When Martin Luther King, Jr. gave his famous “I have a dream” speech in 1963 he began that speech by saying “five score years ago”. While this is a valid measure of time, it is also a rather outdated way of measuring time, and was certainly outdated in 1963, too. Dr. King used this language; however, not because it represented a modern way of communicating but because it connected listeners to another historic speech, “The Gettysburg Address”, delivered by Abraham Lincoln, which began with the words “four score and seven years ago”.
Dr. King knew that, culturally, most of his audience would have been familiar with President Lincoln’s speech (it’s studied in American schools) and, as such, by alluding to that speech he was able to connect his movement to the struggle for liberation that Lincoln advocate. He positioned himself as the heir to Lincoln.
However, that allusion and deeper meaning would be totally missed if one was not familiar with the Gettysburg Address. In the same way, we often miss out on the deeper meanings contained within the New Testament because of our relative lack of knowledge of the Old Testament and Jewish cultural context.
For instance, how many of us notice the intentional parallels between the elements of Christ’s life and those of Moses’ life? Have you noticed the clear connections between Jesus feeding the 5,000 and the 23rd Psalm? Or that same event and Elisha’s feeding of the 100 (2 Kings)?
How many of us, today, read the genealogy in Matthew 1 and notice “wife or Urias” and immediately think, “Oh, that’s Bathsheba – the one that David committed adultery with!”? Do we notice the many countless references to Isaiah in the Gospels? Do we correlate Christ’s prayer to “give us this day our daily bread” with the manna of Exodus 16?

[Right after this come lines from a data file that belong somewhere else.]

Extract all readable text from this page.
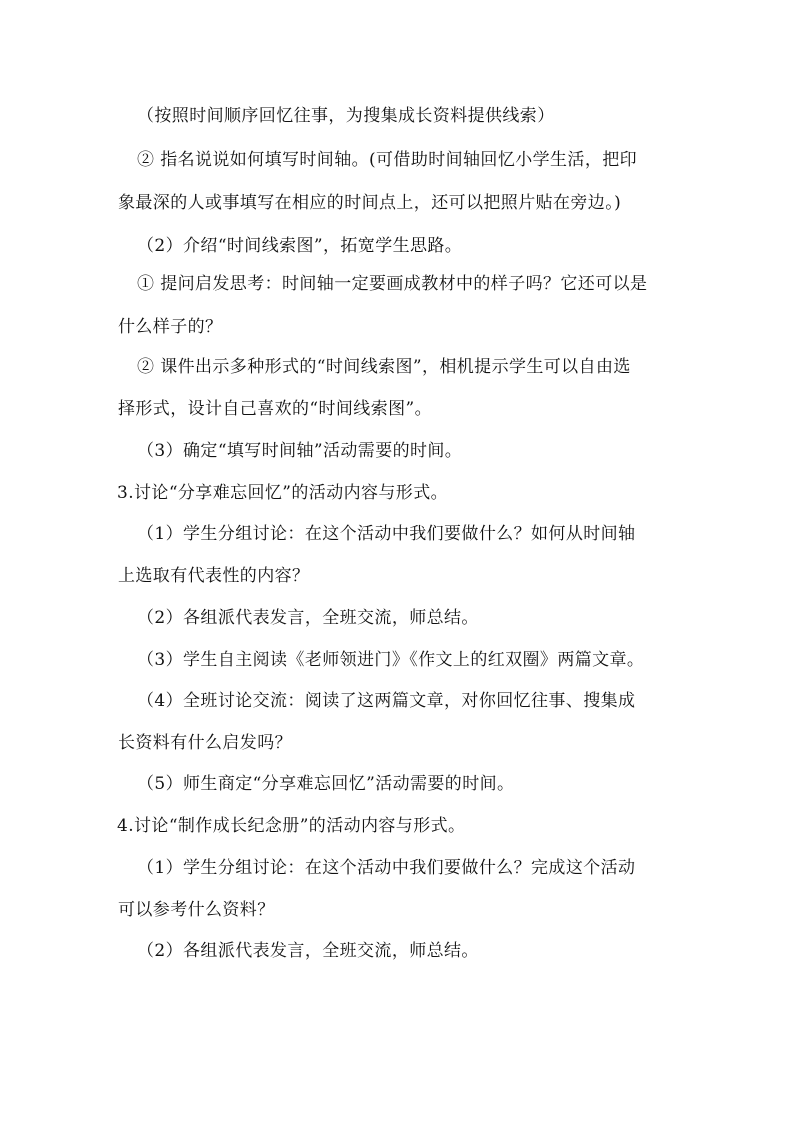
（按照时间顺序回忆往事，为搜集成长资料提供线索）
② 指名说说如何填写时间轴。(可借助时间轴回忆小学生活，把印
象最深的人或事填写在相应的时间点上，还可以把照片贴在旁边。)
（2）介绍“时间线索图”，拓宽学生思路。
① 提问启发思考：时间轴一定要画成教材中的样子吗？它还可以是
什么样子的？
② 课件出示多种形式的“时间线索图”，相机提示学生可以自由选
择形式，设计自己喜欢的“时间线索图”。
（3）确定“填写时间轴”活动需要的时间。
3.讨论“分享难忘回忆”的活动内容与形式。
（1）学生分组讨论：在这个活动中我们要做什么？如何从时间轴
上选取有代表性的内容？
（2）各组派代表发言，全班交流，师总结。
（3）学生自主阅读《老师领进门》《作文上的红双圈》两篇文章。
（4）全班讨论交流：阅读了这两篇文章，对你回忆往事、搜集成
长资料有什么启发吗？
（5）师生商定“分享难忘回忆”活动需要的时间。
4.讨论“制作成长纪念册”的活动内容与形式。
（1）学生分组讨论：在这个活动中我们要做什么？完成这个活动
可以参考什么资料？
（2）各组派代表发言，全班交流，师总结。
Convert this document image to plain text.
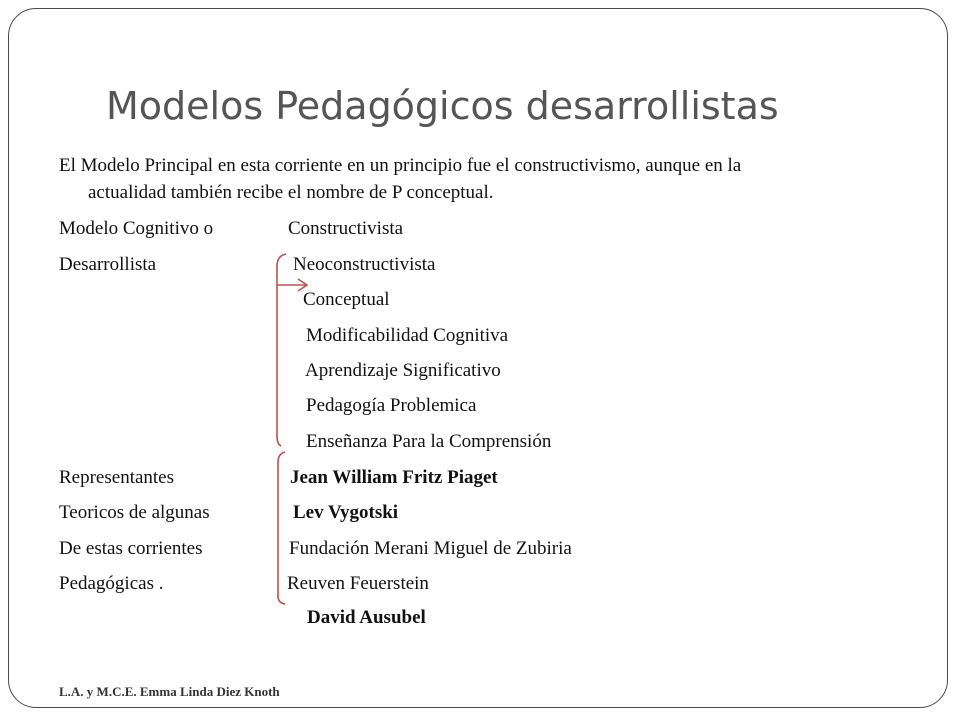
Modelos Pedagógicos desarrollistas
El Modelo Principal en esta corriente en un principio fue el constructivismo, aunque en la
actualidad también recibe el nombre de P conceptual.
Modelo Cognitivo o
Desarrollista
Constructivista
Neoconstructivista
Conceptual
Modificabilidad Cognitiva
Aprendizaje Significativo
Pedagogía Problemica
Enseñanza Para la Comprensión
Representantes
Teoricos de algunas
De estas corrientes
Pedagógicas .
Jean William Fritz Piaget
Lev Vygotski
Fundación Merani Miguel de Zubiria
Reuven Feuerstein
David Ausubel
L.A. y M.C.E. Emma Linda Diez Knoth
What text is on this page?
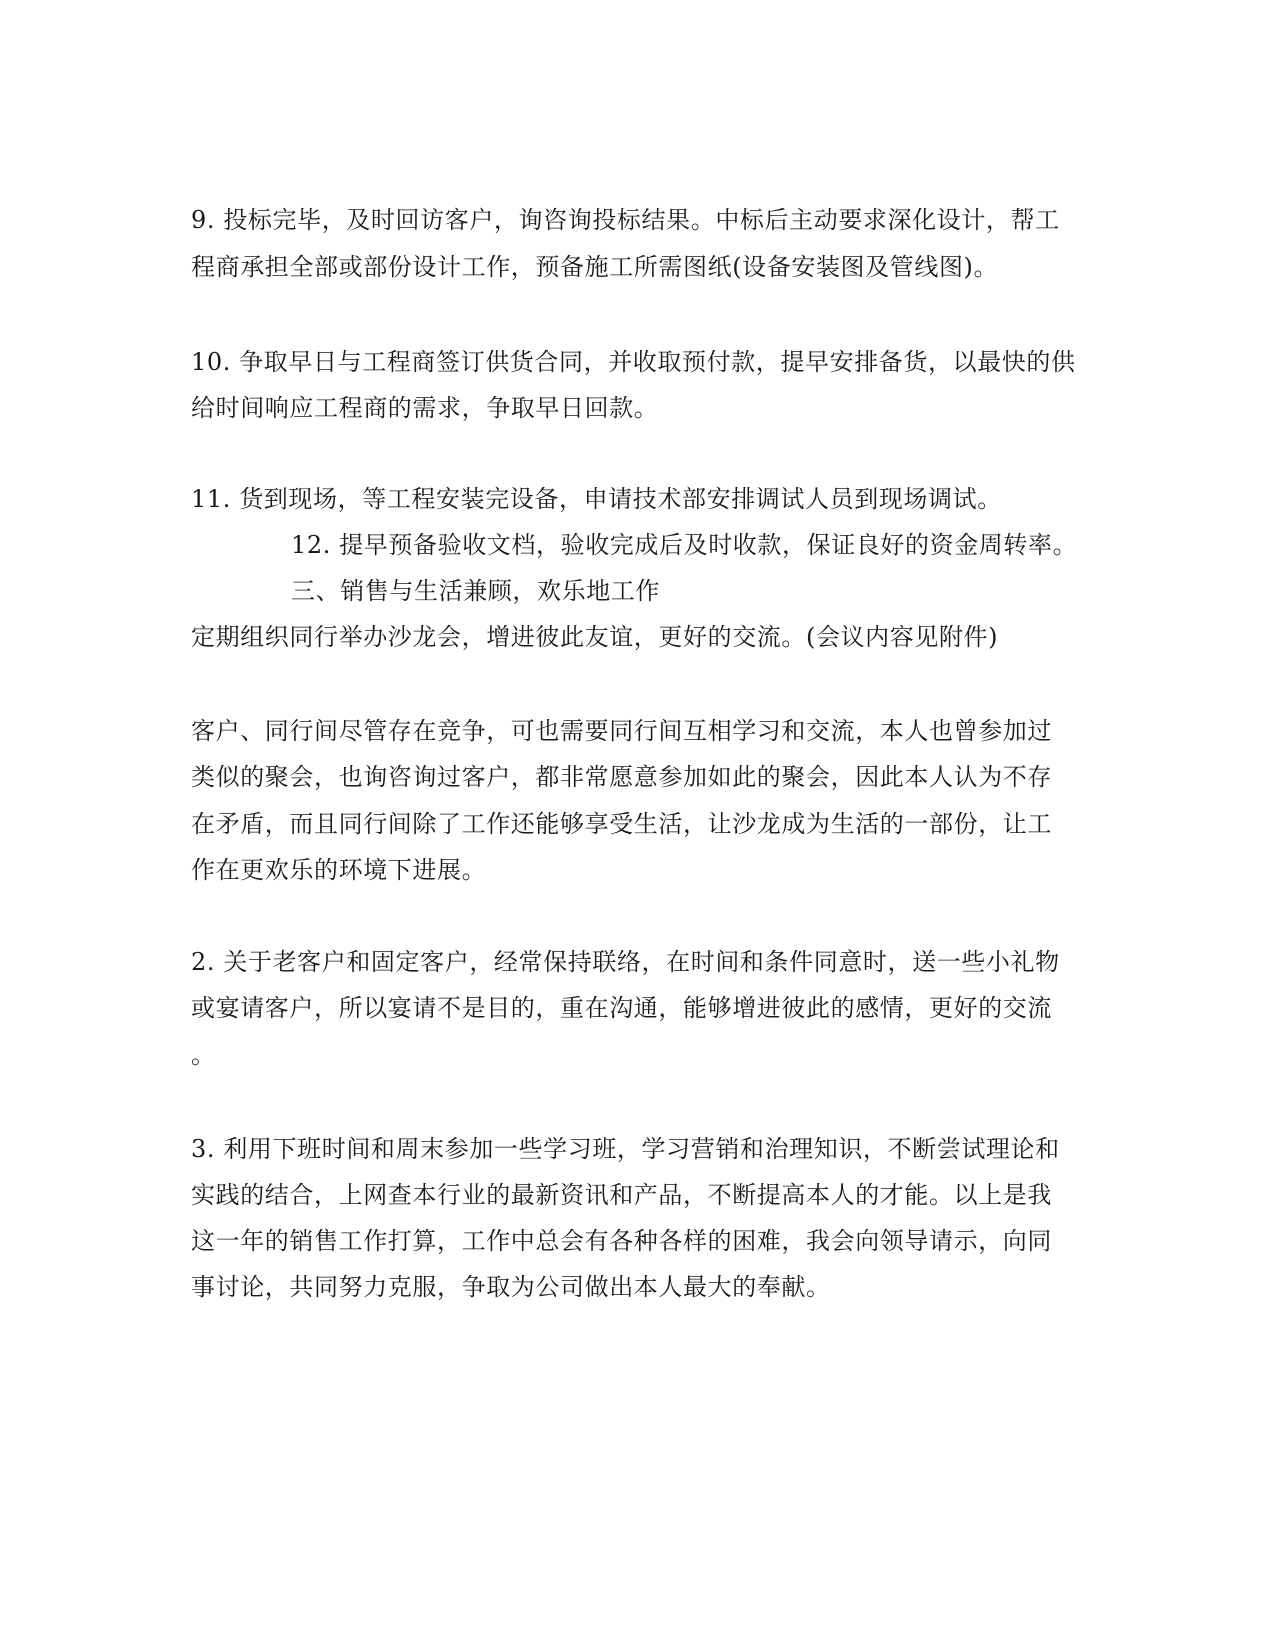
9. 投标完毕，及时回访客户，询咨询投标结果。中标后主动要求深化设计，帮工
程商承担全部或部份设计工作，预备施工所需图纸(设备安装图及管线图)。
10. 争取早日与工程商签订供货合同，并收取预付款，提早安排备货，以最快的供
给时间响应工程商的需求，争取早日回款。
11. 货到现场，等工程安装完设备，申请技术部安排调试人员到现场调试。
12. 提早预备验收文档，验收完成后及时收款，保证良好的资金周转率。
三、销售与生活兼顾，欢乐地工作
定期组织同行举办沙龙会，增进彼此友谊，更好的交流。(会议内容见附件)
客户、同行间尽管存在竞争，可也需要同行间互相学习和交流，本人也曾参加过
类似的聚会，也询咨询过客户，都非常愿意参加如此的聚会，因此本人认为不存
在矛盾，而且同行间除了工作还能够享受生活，让沙龙成为生活的一部份，让工
作在更欢乐的环境下进展。
2. 关于老客户和固定客户，经常保持联络，在时间和条件同意时，送一些小礼物
或宴请客户，所以宴请不是目的，重在沟通，能够增进彼此的感情，更好的交流
。
3. 利用下班时间和周末参加一些学习班，学习营销和治理知识，不断尝试理论和
实践的结合，上网查本行业的最新资讯和产品，不断提高本人的才能。以上是我
这一年的销售工作打算，工作中总会有各种各样的困难，我会向领导请示，向同
事讨论，共同努力克服，争取为公司做出本人最大的奉献。
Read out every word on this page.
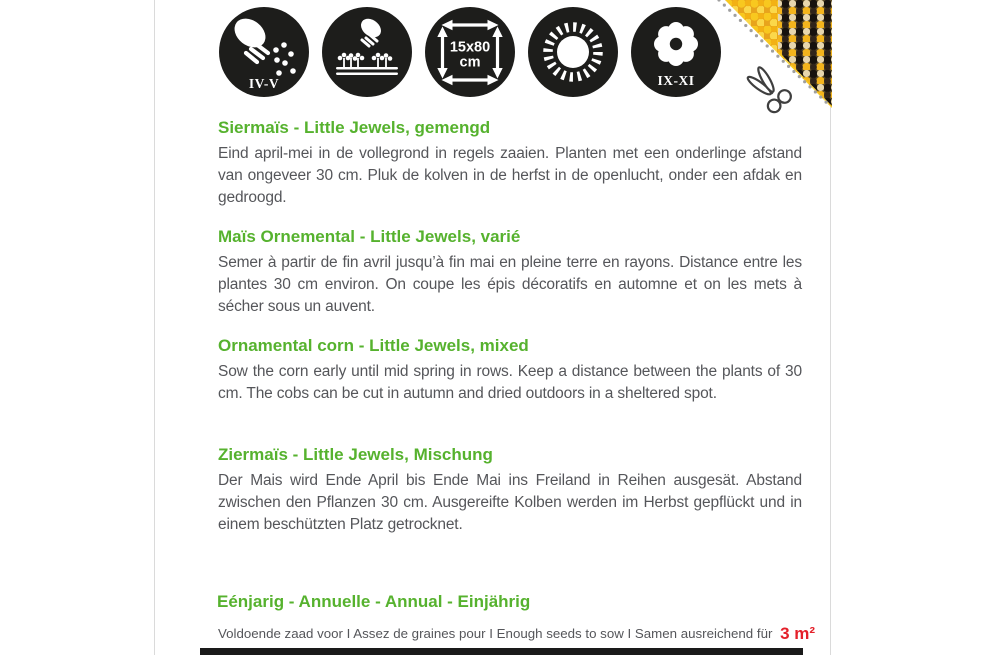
IV-V
15x80
cm
IX-XI
Siermaïs - Little Jewels, gemengd

Eind april-mei in de vollegrond in regels zaaien. Planten met een onderlinge afstand van ongeveer 30 cm. Pluk de kolven in de herfst in de openlucht, onder een afdak en gedroogd.

Maïs Ornemental - Little Jewels, varié

Semer à partir de fin avril jusqu’à fin mai en pleine terre en rayons. Distance entre les plantes 30 cm environ. On coupe les épis décoratifs en automne et on les mets à sécher sous un auvent.

Ornamental corn - Little Jewels, mixed

Sow the corn early until mid spring in rows. Keep a distance between the plants of 30 cm. The cobs can be cut in autumn and dried outdoors in a sheltered spot.

Ziermaïs - Little Jewels, Mischung

Der Mais wird Ende April bis Ende Mai ins Freiland in Reihen ausgesät. Abstand zwischen den Pflanzen 30 cm. Ausgereifte Kolben werden im Herbst gepflückt und in einem beschützten Platz getrocknet.

Eénjarig - Annuelle - Annual - Einjährig
Voldoende zaad voor I Assez de graines pour I Enough seeds to sow I Samen ausreichend für 3 m²
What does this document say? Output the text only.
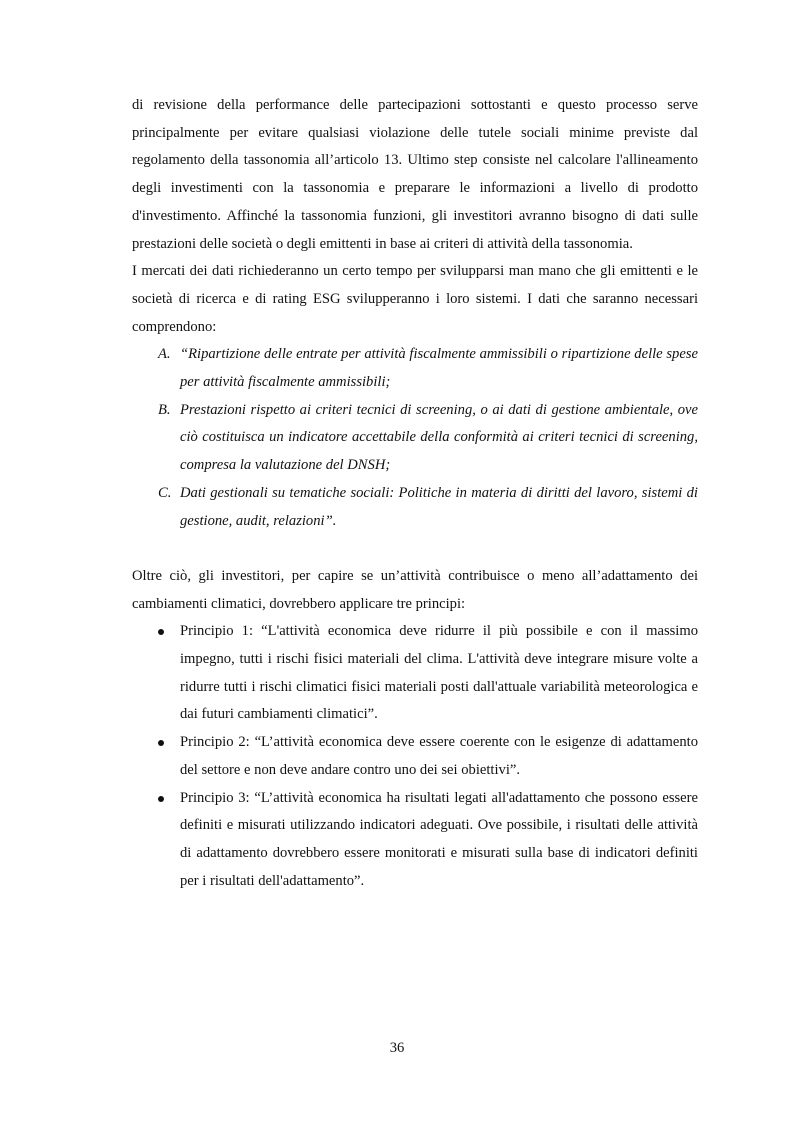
di revisione della performance delle partecipazioni sottostanti e questo processo serve principalmente per evitare qualsiasi violazione delle tutele sociali minime previste dal regolamento della tassonomia all’articolo 13. Ultimo step consiste nel calcolare l'allineamento degli investimenti con la tassonomia e preparare le informazioni a livello di prodotto d'investimento. Affinché la tassonomia funzioni, gli investitori avranno bisogno di dati sulle prestazioni delle società o degli emittenti in base ai criteri di attività della tassonomia.

I mercati dei dati richiederanno un certo tempo per svilupparsi man mano che gli emittenti e le società di ricerca e di rating ESG svilupperanno i loro sistemi. I dati che saranno necessari comprendono:

A. “Ripartizione delle entrate per attività fiscalmente ammissibili o ripartizione delle spese per attività fiscalmente ammissibili;
B. Prestazioni rispetto ai criteri tecnici di screening, o ai dati di gestione ambientale, ove ciò costituisca un indicatore accettabile della conformità ai criteri tecnici di screening, compresa la valutazione del DNSH;
C. Dati gestionali su tematiche sociali: Politiche in materia di diritti del lavoro, sistemi di gestione, audit, relazioni”.

Oltre ciò, gli investitori, per capire se un’attività contribuisce o meno all’adattamento dei cambiamenti climatici, dovrebbero applicare tre principi:

Principio 1: “L'attività economica deve ridurre il più possibile e con il massimo impegno, tutti i rischi fisici materiali del clima. L'attività deve integrare misure volte a ridurre tutti i rischi climatici fisici materiali posti dall'attuale variabilità meteorologica e dai futuri cambiamenti climatici”.
Principio 2: “L’attività economica deve essere coerente con le esigenze di adattamento del settore e non deve andare contro uno dei sei obiettivi”.
Principio 3: “L’attività economica ha risultati legati all'adattamento che possono essere definiti e misurati utilizzando indicatori adeguati. Ove possibile, i risultati delle attività di adattamento dovrebbero essere monitorati e misurati sulla base di indicatori definiti per i risultati dell'adattamento”.
36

The answer is, for many of us, no. Most of these connections, and the deeper meanings which accompany them, are lost on us because we are not steeped in the Hebrew Scriptures. However, such allusions would most certainly not have been lost on early readers or hearers of the texts. They would have been like I was when I listened to my radio show: “I know that one!”
My point is this: if we are going to endeavor to follow Christ and be more like Him, we need to first try to be like those whom he was ministering to. We need to take time and care to study the Old Testament and become familiar with its workings and stories. We need to attempt to study the historical and cultural context of the early church if Scripture is to speak to us in the way that its author’s intended it to be.
In short, we aren’t those for whom the New Testament was written. We aren’t the people that the Gospel writers had in mind. But that doesn’t mean that we can’t be!